The second thing you need is an influential voice pushing
the extremist narrative. And over the past 4½ years, we have had a very
influential political leader [President Donald Trump] pushing a narrative that
is not only polarizing—not only highlighting that the right and left are far
apart on policy issues and disagree on discretionary spending—it’s a narrative
of “othering.” It’s a narrative that casts the other side as evil, as
“enemies,” as individuals you have to fight at all costs in order to preserve
your way of life. We saw this, whether [Trump’s “others”] were Democrats, the
news media or the scientific community.
The final thing you need is a mechanism to spread that
narrative to the masses. Historically, mass radicalization took time. If an
influential leader wanted to spread a message, they’d do it through newspapers
or political speeches in towns and cities throughout their country, and it
could take a while for that message to spread. But that’s not our reality
Our reality now is one in which a radicalizing message can
be broadcast to hundreds of millions of people in a matter of seconds. And if
it catches on, you’re virtually guaranteed that millions of people
will [believe] that narrative. We’ve seen this in the more traditional forms of
media, with outlets like Fox News pushing some of these conspiratorial views,
but we’ve also seen it with social media companies not cracking down on this
rhetoric early, and instead letting it fester.

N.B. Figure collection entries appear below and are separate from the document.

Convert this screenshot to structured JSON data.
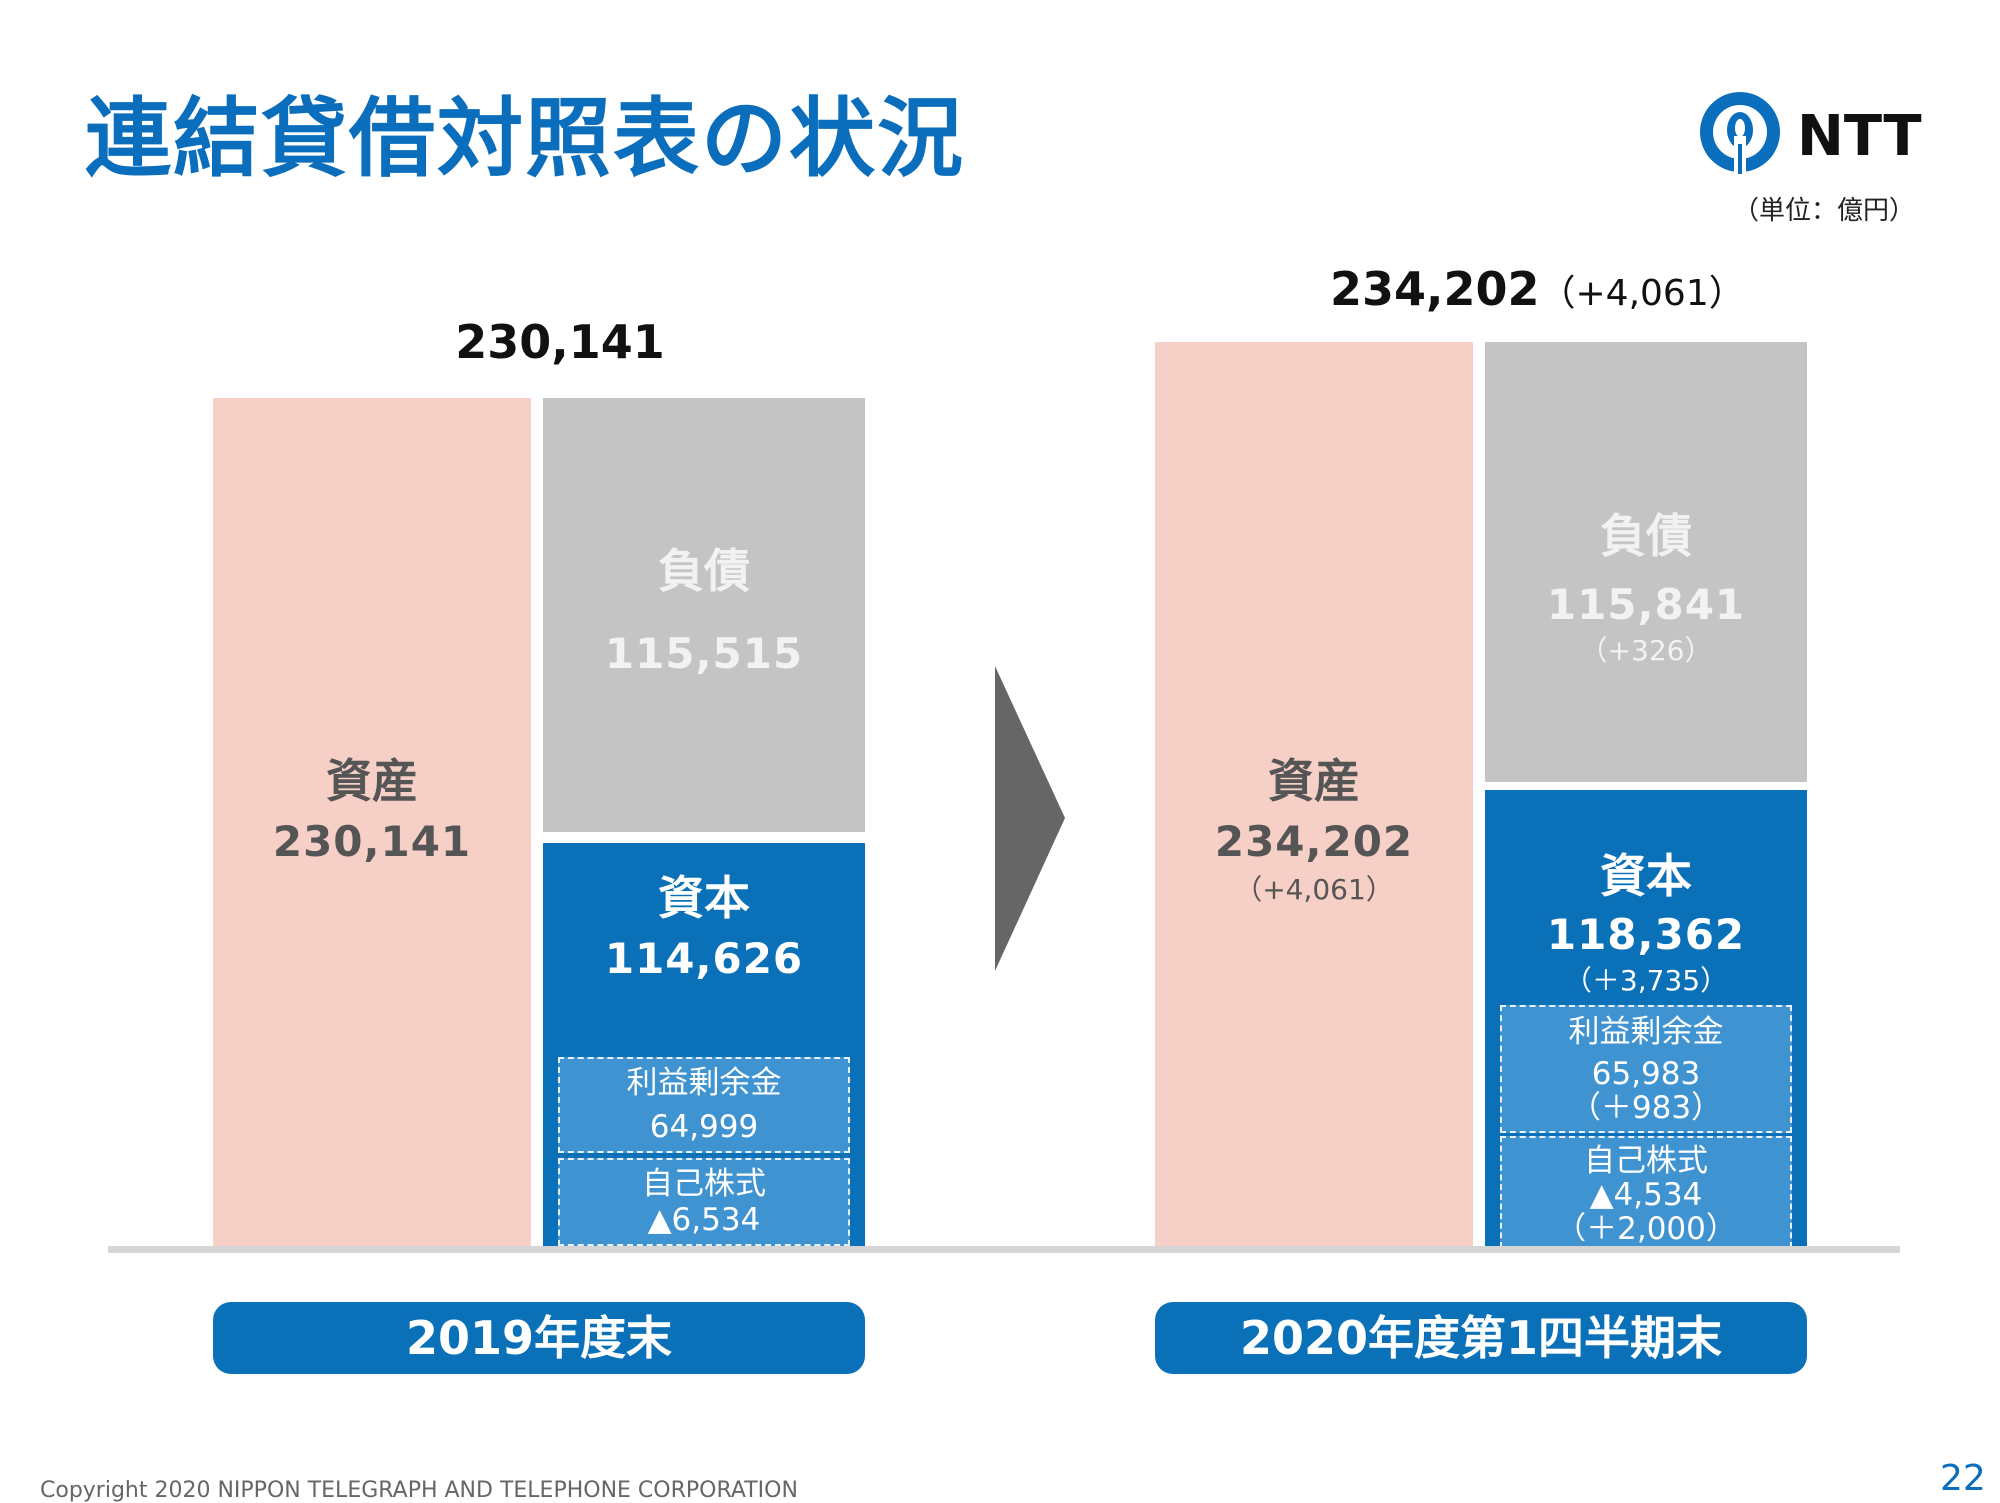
{
  "page": {
    "title": "連結貸借対照表の状況",
    "unit": "（単位：億円）",
    "brand": "NTT",
    "footer": "Copyright 2020 NIPPON TELEGRAPH AND TELEPHONE CORPORATION",
    "page_number": "22"
  },
  "colors": {
    "asset": "#f6cfc6",
    "liability": "#c4c4c4",
    "equity": "#0a70b8",
    "brand": "#0a6ebd"
  },
  "chart_data": [
    {
      "type": "bar",
      "period": "2019年度末",
      "total_label": "230,141",
      "total": 230141,
      "assets": {
        "label": "資産",
        "value_text": "230,141",
        "value": 230141
      },
      "liabilities": {
        "label": "負債",
        "value_text": "115,515",
        "value": 115515
      },
      "equity": {
        "label": "資本",
        "value_text": "114,626",
        "value": 114626,
        "retained_earnings": {
          "label": "利益剰余金",
          "value_text": "64,999",
          "value": 64999
        },
        "treasury_stock": {
          "label": "自己株式",
          "value_text": "▲6,534",
          "value": -6534
        }
      }
    },
    {
      "type": "bar",
      "period": "2020年度第1四半期末",
      "total_label": "234,202",
      "total_change": "（+4,061）",
      "total": 234202,
      "assets": {
        "label": "資産",
        "value_text": "234,202",
        "change": "（+4,061）",
        "value": 234202
      },
      "liabilities": {
        "label": "負債",
        "value_text": "115,841",
        "change": "（+326）",
        "value": 115841
      },
      "equity": {
        "label": "資本",
        "value_text": "118,362",
        "change": "（＋3,735）",
        "value": 118362,
        "retained_earnings": {
          "label": "利益剰余金",
          "value_text": "65,983",
          "change": "（＋983）",
          "value": 65983
        },
        "treasury_stock": {
          "label": "自己株式",
          "value_text": "▲4,534",
          "change": "（＋2,000）",
          "value": -4534
        }
      }
    }
  ]
}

Those three conditions [make people] ripe for mass
radicalization. And once that narrative changes into a call for action—when
it’s not just about changing someone’s beliefs, it’s about inspiring them
to act on those beliefs—you get January 6. You get mass mobilization.
That’s what we saw.
The question is moving forward is, are those conditions
still present? Does the future of extremism in this country look like January
6, or does it look like something we’ve been dealing with for a couple of
decades? In my estimation, we are reverting back to somewhat of a mean. The
future of extremism in this country won’t look like January 6, but it will look
like what we’ve been dealing with for the past couple of decades, [with a]
significant threat we have to challenge in a very smart way.